Misconceptions was good in ways, but very naive (yes! natural childbirth without pain relief is not easy! shock! that's why lots of women opt for pain relief! advance prep and meditation are often not enough to ward off the intense pain! who knew!) and very idealistic.

I think the biggest problem with her writing is that she personalises everything. For example, she was pro-choice until she got pregnant and realised that life is a miracle and then suddenly became a bit less pro-choice, based on her own personal experience of pregnancy.

I think she is missing the big issues (issue of consent, pornification of modern life, the imbalance between men's and women's roles; women have made huge inroads into the professional world, ut men have not done the same with regard to homemaking and child rearing, why is that) and this latest book seems to be very esoteric and conservative.

TunipTheVegemal · 05/09/2012 19:01

The Beauty Myth was good though it was not hugely original - Friedan and Greer and others had said a lot of it before.
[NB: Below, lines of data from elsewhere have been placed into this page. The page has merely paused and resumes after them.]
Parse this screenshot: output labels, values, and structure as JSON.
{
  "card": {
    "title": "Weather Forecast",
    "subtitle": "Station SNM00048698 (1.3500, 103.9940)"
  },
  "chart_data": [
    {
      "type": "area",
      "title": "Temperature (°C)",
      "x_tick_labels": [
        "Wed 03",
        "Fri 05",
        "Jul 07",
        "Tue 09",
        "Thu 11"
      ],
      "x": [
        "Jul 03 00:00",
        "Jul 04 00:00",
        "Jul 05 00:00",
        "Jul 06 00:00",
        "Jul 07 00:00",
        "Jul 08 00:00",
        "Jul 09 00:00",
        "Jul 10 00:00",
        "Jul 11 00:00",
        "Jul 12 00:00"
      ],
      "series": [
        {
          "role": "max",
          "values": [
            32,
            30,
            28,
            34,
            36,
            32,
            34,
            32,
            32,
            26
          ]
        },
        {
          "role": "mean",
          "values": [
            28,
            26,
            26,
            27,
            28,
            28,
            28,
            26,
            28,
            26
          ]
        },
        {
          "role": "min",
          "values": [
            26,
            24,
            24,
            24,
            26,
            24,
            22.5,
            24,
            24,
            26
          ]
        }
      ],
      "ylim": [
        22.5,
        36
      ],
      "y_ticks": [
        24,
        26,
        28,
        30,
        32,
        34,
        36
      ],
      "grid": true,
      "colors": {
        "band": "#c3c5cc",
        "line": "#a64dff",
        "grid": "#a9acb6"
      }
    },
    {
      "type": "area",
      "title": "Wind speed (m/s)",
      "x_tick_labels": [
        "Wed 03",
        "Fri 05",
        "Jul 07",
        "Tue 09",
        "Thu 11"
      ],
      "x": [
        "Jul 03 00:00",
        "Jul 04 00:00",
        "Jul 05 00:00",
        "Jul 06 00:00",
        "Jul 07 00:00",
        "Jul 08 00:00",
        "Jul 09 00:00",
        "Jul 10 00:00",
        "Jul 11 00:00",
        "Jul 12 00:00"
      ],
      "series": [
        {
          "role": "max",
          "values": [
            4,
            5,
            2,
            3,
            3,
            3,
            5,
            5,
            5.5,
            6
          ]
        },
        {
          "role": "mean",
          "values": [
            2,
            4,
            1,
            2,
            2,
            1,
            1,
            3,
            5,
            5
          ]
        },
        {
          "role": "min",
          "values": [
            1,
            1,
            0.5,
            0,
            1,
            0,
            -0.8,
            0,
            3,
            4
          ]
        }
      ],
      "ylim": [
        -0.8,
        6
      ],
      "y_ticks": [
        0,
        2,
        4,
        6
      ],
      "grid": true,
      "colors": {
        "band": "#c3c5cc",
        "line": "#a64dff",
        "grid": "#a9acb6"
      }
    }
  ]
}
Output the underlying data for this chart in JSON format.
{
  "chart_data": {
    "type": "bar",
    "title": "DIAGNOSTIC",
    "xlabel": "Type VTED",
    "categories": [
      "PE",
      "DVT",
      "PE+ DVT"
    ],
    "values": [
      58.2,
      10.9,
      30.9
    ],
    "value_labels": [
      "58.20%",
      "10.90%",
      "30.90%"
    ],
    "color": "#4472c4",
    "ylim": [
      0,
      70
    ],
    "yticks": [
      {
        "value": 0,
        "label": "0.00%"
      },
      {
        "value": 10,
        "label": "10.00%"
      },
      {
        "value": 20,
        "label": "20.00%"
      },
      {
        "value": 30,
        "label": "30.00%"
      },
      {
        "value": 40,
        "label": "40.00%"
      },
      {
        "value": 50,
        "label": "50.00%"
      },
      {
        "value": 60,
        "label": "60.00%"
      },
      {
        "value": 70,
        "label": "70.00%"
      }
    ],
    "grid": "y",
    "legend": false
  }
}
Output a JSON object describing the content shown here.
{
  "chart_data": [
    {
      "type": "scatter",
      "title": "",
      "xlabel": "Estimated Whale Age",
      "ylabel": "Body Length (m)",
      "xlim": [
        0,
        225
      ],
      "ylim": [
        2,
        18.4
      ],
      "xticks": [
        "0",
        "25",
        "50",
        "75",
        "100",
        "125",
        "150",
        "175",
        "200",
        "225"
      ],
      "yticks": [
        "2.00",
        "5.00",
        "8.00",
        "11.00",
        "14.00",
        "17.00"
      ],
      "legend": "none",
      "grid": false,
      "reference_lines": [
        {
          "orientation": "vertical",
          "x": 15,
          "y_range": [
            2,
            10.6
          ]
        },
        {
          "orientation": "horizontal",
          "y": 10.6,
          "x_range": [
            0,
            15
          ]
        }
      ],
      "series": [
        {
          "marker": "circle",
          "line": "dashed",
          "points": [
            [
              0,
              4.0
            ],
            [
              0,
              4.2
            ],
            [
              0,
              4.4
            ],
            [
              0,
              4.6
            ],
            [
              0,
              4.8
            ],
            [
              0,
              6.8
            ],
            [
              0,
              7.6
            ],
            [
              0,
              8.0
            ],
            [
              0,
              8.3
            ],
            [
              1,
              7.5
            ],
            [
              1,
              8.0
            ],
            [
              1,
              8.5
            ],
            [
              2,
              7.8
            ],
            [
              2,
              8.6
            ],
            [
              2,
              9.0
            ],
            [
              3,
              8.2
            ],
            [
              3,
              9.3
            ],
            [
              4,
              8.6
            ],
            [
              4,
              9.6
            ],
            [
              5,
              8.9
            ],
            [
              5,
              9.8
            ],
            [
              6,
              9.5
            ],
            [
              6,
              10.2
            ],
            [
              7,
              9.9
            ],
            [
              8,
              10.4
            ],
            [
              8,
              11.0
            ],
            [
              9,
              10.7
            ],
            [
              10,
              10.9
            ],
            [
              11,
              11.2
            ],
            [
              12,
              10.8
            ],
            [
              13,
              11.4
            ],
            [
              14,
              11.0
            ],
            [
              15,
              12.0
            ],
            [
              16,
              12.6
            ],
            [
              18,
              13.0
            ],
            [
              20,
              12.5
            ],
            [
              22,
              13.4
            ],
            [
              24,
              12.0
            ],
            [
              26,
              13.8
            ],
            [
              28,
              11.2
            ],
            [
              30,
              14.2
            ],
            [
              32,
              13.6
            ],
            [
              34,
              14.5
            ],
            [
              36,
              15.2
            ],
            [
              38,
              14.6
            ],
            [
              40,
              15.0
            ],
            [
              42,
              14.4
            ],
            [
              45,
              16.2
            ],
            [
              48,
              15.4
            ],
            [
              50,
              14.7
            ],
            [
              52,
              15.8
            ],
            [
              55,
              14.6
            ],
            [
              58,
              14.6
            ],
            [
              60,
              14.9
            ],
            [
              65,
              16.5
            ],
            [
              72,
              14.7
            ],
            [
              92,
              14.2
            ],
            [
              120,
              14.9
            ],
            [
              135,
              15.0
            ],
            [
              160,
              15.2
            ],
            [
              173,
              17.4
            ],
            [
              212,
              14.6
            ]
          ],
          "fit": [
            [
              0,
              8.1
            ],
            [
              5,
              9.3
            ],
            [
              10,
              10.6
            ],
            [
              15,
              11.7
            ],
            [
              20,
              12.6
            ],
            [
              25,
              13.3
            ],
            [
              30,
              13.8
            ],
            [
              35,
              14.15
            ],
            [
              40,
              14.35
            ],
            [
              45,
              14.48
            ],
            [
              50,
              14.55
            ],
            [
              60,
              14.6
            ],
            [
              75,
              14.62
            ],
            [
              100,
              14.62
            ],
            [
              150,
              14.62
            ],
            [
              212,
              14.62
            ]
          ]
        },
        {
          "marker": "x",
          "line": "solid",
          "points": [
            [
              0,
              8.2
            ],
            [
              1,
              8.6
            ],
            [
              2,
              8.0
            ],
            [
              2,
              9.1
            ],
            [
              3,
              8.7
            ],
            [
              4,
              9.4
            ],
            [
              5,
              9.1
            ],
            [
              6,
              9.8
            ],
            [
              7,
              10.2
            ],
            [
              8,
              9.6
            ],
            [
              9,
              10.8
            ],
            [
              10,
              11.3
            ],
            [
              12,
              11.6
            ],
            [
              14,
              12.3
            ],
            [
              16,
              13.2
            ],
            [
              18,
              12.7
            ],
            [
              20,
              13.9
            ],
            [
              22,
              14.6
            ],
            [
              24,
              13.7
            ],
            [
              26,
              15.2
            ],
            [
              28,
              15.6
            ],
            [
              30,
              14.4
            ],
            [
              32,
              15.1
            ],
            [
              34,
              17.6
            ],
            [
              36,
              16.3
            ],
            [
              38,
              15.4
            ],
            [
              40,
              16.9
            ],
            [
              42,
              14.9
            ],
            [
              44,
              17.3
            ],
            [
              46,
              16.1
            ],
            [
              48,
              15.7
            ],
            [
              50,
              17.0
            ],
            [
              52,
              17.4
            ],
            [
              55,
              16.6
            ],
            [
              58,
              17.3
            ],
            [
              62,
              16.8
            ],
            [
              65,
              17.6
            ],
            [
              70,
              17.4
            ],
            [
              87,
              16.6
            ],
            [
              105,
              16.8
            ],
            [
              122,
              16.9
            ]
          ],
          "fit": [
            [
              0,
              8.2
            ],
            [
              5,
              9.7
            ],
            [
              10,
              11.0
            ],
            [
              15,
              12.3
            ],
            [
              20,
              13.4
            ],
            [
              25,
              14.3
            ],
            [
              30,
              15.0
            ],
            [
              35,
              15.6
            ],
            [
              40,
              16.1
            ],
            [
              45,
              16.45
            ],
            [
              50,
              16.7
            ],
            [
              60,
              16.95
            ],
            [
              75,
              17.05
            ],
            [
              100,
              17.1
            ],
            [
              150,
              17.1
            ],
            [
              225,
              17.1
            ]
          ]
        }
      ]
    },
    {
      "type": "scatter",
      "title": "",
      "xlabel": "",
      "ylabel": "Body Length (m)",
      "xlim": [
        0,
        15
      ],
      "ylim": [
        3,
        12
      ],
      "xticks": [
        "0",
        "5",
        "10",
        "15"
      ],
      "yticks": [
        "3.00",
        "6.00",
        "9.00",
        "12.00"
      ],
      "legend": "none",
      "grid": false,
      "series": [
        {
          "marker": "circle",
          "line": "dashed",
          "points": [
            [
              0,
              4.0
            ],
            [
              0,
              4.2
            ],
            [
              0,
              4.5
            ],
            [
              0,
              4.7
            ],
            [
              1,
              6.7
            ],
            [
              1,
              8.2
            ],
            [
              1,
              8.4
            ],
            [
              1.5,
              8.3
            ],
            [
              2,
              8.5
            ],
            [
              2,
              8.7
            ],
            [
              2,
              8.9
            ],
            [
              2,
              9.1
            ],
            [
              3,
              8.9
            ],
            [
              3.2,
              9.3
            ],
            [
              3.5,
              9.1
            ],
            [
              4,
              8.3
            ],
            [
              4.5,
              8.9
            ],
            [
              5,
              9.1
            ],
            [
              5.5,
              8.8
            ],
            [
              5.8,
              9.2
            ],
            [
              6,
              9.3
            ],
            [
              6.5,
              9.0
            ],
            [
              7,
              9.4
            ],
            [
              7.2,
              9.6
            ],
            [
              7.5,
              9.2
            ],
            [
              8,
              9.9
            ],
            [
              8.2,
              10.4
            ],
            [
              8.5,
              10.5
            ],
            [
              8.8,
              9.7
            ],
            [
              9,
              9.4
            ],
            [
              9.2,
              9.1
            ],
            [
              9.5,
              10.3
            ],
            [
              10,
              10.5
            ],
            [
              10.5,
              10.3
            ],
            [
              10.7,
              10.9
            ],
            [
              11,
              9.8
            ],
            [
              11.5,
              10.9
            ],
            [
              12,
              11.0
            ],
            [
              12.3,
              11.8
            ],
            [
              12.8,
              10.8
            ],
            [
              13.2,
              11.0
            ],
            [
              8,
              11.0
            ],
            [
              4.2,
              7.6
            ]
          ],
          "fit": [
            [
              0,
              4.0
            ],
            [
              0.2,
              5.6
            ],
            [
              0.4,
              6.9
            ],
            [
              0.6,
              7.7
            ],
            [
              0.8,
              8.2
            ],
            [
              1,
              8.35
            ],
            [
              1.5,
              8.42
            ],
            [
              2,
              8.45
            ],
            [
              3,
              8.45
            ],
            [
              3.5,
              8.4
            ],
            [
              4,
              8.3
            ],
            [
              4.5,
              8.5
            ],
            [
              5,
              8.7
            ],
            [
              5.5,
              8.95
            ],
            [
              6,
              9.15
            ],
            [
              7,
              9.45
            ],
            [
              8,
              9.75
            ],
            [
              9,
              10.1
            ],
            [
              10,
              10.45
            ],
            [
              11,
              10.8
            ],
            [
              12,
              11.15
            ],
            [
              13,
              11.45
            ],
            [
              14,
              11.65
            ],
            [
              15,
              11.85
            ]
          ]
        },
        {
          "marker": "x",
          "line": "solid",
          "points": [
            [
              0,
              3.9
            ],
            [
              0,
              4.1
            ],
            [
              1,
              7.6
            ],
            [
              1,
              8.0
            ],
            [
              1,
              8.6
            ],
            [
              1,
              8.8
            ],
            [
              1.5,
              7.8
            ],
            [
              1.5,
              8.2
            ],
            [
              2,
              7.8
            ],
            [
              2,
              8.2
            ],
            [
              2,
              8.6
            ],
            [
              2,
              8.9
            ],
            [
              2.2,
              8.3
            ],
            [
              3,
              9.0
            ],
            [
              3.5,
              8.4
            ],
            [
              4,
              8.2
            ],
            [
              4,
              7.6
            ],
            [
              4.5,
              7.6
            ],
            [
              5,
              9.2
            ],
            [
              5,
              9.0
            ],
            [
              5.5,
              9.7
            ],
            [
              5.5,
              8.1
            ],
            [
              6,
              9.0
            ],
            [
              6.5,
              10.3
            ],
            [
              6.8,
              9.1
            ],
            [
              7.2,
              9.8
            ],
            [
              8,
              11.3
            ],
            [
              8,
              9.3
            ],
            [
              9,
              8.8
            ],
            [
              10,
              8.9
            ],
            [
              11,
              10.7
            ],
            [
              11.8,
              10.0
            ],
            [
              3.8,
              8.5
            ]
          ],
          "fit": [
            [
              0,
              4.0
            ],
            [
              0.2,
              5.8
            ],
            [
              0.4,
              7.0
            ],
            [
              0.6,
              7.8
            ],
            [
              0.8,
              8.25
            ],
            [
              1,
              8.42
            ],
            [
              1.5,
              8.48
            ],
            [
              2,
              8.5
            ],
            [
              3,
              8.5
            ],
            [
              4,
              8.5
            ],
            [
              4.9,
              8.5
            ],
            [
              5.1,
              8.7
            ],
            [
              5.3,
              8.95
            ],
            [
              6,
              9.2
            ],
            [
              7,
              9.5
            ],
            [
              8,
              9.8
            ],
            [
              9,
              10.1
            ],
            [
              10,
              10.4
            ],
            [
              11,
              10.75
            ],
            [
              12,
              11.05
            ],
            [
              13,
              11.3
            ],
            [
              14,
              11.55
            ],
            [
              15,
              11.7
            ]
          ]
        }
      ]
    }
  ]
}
But she said it well and engagingly enough that it is still worth recommending.
She couldn't win with her appearance - if she'd been less attractive she'd have been accused of only writing the book for that reason.

I think you are exactly right, Greythorne - she starts from her own experience, which is fine, but isn't good at working out how it differs from everybody else's. I remember the disappointment of Fire With Fire. The thesis of that book was 'women already have power, all they need to do is reach out and grasp it!' - because SHE had power at that point, stemming from the success of The Beauty Myth. It was a horrible book, stigmatising as 'victim feminism' the feminism that acknowledges the bad things that happen to women.